Need to migrate a logstash shipper config to filebeat config


#1

Below is the config I am currently using with logstash to ship logs to the logstash processing servers. I haven't been able to get the below working in the filebeat.yml config on a test centos 7 server (though I imagine it would be the same for centos 6 or 6.5 servers as well). Does anyone know what the filebeat.yml would look like for the below?
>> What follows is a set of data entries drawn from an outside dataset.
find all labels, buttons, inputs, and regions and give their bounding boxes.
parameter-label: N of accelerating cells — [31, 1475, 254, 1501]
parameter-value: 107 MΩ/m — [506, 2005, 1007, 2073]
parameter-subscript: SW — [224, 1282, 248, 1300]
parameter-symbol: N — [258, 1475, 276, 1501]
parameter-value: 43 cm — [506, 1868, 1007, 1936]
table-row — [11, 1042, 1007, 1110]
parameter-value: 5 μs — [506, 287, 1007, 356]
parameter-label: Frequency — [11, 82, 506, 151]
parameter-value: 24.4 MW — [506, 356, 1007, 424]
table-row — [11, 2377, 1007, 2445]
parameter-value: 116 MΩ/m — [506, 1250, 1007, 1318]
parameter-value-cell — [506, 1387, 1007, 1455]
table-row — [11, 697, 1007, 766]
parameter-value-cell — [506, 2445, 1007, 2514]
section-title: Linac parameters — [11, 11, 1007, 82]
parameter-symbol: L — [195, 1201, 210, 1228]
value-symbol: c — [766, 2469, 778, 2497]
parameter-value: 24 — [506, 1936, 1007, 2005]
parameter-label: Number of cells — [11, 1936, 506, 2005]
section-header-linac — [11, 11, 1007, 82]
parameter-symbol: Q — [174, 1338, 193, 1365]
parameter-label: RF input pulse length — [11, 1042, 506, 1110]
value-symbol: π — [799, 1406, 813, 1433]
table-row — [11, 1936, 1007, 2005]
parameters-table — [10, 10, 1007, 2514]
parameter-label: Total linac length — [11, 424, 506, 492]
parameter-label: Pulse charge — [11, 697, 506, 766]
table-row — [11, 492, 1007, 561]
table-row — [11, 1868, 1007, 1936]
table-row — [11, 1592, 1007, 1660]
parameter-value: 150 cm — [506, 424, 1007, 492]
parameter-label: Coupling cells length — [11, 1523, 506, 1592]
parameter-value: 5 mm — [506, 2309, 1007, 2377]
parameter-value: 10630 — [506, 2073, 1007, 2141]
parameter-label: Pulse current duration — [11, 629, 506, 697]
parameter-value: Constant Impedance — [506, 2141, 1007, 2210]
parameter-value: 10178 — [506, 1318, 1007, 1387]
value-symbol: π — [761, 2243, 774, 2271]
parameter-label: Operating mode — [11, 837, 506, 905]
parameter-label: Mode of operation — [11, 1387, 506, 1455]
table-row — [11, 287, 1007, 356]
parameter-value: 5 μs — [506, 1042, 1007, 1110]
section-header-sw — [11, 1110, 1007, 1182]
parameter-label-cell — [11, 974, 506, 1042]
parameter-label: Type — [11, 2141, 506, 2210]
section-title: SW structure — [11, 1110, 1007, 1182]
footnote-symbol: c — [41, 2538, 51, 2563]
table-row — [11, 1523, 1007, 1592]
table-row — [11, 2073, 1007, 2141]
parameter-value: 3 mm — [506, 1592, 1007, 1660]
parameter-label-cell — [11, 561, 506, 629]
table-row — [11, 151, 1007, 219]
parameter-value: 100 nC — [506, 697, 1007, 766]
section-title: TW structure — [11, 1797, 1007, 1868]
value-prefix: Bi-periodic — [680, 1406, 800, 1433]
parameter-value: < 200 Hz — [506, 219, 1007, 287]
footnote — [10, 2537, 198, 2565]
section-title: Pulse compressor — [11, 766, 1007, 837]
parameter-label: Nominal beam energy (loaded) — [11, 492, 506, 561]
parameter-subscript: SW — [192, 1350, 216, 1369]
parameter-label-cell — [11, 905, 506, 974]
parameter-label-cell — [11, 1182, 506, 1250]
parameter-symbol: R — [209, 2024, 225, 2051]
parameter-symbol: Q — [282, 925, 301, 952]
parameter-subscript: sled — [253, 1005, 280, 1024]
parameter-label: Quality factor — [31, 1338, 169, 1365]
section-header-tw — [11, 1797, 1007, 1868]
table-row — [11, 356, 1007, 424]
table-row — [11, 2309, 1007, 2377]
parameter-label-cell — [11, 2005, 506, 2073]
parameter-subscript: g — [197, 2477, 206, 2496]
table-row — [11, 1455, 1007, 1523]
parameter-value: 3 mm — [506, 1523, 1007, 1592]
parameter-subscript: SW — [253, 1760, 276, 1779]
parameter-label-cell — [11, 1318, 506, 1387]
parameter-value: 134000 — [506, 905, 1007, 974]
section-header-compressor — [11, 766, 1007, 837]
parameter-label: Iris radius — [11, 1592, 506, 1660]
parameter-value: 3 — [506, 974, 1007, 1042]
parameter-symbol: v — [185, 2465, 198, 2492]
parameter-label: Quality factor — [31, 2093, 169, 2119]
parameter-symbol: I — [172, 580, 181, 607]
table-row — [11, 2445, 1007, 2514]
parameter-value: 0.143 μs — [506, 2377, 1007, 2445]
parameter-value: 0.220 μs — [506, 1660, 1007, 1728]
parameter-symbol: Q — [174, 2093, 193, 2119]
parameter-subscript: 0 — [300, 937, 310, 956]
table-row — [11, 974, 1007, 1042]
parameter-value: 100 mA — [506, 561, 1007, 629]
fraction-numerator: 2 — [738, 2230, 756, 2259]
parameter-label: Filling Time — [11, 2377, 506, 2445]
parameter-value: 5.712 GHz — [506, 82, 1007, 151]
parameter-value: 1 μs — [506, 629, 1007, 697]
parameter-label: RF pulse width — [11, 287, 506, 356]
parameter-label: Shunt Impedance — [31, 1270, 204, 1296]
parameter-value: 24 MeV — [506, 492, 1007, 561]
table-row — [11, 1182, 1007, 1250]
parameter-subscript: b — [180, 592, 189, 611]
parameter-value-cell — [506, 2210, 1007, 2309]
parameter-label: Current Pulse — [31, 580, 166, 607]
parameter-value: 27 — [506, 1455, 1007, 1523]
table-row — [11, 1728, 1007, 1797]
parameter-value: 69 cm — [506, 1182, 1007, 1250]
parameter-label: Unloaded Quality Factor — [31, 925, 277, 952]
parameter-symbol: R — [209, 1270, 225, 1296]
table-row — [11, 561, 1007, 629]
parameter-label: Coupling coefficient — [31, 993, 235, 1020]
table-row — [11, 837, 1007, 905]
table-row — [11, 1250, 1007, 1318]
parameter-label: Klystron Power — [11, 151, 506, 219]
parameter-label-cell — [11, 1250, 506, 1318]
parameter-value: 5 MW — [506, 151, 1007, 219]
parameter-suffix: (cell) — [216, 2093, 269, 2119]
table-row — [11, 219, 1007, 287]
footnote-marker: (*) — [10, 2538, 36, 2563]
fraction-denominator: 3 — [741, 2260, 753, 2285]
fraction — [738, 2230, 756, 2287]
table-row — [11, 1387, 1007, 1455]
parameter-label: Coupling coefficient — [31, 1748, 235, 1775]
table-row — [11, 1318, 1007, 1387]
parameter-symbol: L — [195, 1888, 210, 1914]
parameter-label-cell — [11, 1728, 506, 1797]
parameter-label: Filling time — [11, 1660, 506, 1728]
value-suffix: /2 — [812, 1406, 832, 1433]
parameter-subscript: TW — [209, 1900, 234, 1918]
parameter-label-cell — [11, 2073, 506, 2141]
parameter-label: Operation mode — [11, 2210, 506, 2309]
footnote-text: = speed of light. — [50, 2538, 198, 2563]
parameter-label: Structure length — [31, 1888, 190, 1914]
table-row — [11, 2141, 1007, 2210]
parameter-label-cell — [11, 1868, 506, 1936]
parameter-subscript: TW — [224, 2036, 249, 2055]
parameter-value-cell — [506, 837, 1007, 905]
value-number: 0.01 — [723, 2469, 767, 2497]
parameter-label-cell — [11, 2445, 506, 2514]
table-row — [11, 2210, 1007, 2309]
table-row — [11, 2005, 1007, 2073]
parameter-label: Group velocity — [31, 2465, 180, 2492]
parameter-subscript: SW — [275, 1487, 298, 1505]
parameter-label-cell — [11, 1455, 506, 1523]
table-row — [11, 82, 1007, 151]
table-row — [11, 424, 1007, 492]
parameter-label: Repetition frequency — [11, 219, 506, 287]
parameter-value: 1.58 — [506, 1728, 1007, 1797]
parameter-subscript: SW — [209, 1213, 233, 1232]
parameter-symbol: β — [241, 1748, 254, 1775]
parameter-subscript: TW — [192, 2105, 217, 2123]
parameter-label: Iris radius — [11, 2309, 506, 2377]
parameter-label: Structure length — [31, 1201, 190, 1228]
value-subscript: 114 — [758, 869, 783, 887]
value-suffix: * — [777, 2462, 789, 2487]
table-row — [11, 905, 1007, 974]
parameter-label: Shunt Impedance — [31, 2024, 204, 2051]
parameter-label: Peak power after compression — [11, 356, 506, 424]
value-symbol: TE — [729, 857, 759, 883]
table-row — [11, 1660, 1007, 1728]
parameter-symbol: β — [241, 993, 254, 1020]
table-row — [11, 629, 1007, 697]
Please also note I changed the names of the logs and services and such but the point is I don't know the syntax needed to make the below work.

input {

file {
type => "SomeServices"
add_field => { "index" => "test" }
path => [ "/opt/apache-tomcat-7.0.59/logs/SomeServices-rolling.log" ]
sincedb_path => "/var/log/logstash/.sincedb_SomeServices"
sincedb_write_interval => 5
codec => multiline {
pattern => "^%{TIMESTAMP_ISO8601}"
negate => true
what => "previous"
}
}

file {
type => "SomeServices-WOW-DM"
add_field => { "index" => "test" }
path => [ "/opt/apache-tomcat-7.0.59/logs/SomeServices-WOW-DM-rolling.log" ]
sincedb_path => "/var/log/logstash/.sincedb_SomeServices-WOW-DM"
sincedb_write_interval => 5
codec => multiline {
pattern => "^%{TIMESTAMP_ISO8601}"
negate => true
what => "previous"
}
}

file {
type => "SomeServicesSup"
add_field => { "index" => "test" }
path => [ "/opt/apache-tomcat-7.0.59/logs/SomeServicesSup-rolling.log" ]
sincedb_path => "/var/log/logstash/.sincedb_SomeServicesSup"
sincedb_write_interval => 5
codec => multiline {
pattern => "^%{TIMESTAMP_ISO8601}"
negate => true
what => "previous"
}
}

}


(ruflin) #2

Best is to first have a look at the filebeat getting started guide:

https://www.elastic.co/guide/en/beats/filebeat/current/filebeat-configuration.html

For the multiline stuff, you find more details here:

https://www.elastic.co/guide/en/beats/filebeat/1.2/multiline-examples.html#_examples_of_multiline_configuration


(system) #3

This topic was automatically closed after 21 days. New replies are no longer allowed.